I lie on the cold ground and listen all day to the Leitner family’s steps. I have come to know Herr Leitner’s work boots that he puts on early in the morning to stomp off to the fields where he must herd and slaughter cows. I recognize Frau Leitner’s soft steps, silent in the midafternoon—when she does her sewing, she has told me. The Leitners have a daughter, Inge. She does not know I live in the space behind the wall but I know her fast, pointed steps. She walks like a young woman with purpose. Sometimes she fights with her parents and then her feet fall heavily when they relegate her to her room. Sometimes she is disrespectful and Herr Leitner hits her. I can hear her soft sobs then.

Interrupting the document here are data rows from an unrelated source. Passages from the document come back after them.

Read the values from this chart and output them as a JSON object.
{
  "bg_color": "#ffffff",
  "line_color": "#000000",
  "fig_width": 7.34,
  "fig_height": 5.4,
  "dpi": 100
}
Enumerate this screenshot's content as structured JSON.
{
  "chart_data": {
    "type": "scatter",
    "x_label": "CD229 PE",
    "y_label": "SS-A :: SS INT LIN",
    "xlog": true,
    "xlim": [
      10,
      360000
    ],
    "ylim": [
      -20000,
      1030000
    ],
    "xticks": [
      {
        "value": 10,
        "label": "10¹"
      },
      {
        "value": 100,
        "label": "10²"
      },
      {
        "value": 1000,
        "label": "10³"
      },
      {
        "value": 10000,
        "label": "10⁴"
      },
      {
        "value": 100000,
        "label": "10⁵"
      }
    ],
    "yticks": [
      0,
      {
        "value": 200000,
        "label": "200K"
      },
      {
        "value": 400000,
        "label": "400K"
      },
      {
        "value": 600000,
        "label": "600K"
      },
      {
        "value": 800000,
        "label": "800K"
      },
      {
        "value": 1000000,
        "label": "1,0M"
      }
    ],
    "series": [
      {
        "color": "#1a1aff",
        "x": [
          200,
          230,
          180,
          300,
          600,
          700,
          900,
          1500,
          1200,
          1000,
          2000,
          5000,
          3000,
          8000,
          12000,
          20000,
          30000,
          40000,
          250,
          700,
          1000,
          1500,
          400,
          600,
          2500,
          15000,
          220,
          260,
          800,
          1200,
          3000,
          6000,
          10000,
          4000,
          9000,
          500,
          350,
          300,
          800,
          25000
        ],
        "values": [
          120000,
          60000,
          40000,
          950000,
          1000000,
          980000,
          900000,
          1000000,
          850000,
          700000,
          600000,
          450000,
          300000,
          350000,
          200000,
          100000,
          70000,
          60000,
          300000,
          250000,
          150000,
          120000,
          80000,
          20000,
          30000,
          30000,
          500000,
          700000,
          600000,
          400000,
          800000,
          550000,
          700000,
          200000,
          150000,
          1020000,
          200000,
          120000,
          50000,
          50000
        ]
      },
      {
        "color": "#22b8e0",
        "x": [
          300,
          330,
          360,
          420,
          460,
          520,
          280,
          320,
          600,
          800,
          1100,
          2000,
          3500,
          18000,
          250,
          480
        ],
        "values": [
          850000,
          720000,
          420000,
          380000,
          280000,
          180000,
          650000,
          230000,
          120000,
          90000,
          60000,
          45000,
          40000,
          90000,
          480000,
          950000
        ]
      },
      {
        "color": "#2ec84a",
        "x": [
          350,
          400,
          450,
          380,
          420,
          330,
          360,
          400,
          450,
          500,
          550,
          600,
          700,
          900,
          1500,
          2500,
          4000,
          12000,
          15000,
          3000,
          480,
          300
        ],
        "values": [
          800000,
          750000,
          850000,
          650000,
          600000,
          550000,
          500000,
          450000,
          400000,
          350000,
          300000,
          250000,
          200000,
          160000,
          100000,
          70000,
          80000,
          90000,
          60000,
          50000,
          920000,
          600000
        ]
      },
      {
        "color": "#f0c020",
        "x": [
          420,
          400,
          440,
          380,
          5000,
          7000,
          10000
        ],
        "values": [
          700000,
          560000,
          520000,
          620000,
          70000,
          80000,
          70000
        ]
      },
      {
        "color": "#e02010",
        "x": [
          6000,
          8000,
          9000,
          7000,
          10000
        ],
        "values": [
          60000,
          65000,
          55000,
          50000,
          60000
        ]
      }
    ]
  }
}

When I leave the space behind the wall, under the stairs—when the Americans come and pull me from my home of some two years—I thank the Leitners for their bravery and compassion, I move to America, I meet a young girl whom my mother would have liked (who understands the reasons I cannot sleep at night and why I save even the juice of the pickles we buy) and we have a son, a boy we name Otto. He attends a school in Brooklyn where he sits in the sun on hot summer days and sleeps close to the radiator during the coldest of the snowy winter nights. He makes friends and loses them and makes new ones in the way that children should, he plays a game of hiding in closets and beneath beds, under stairs and behind walls, and he likes the feeling of being snug and trapped in a world that is for him so sprawling and free.
This is what I tell myself, the future I contemplate as I sit in my space behind the wall for years. This is what I tell myself when I hear new footsteps and then shouts, cries of alarm and a wrenching of the secret door that leads to my solitary space behind the wall. This is what I tell myself as I am finally brought out into the light that I’ve missed for so long and, as it falls so pleasantly upon my sallow skin, it burns my eyes and I cry tears of joy for the son I must someday get to hold.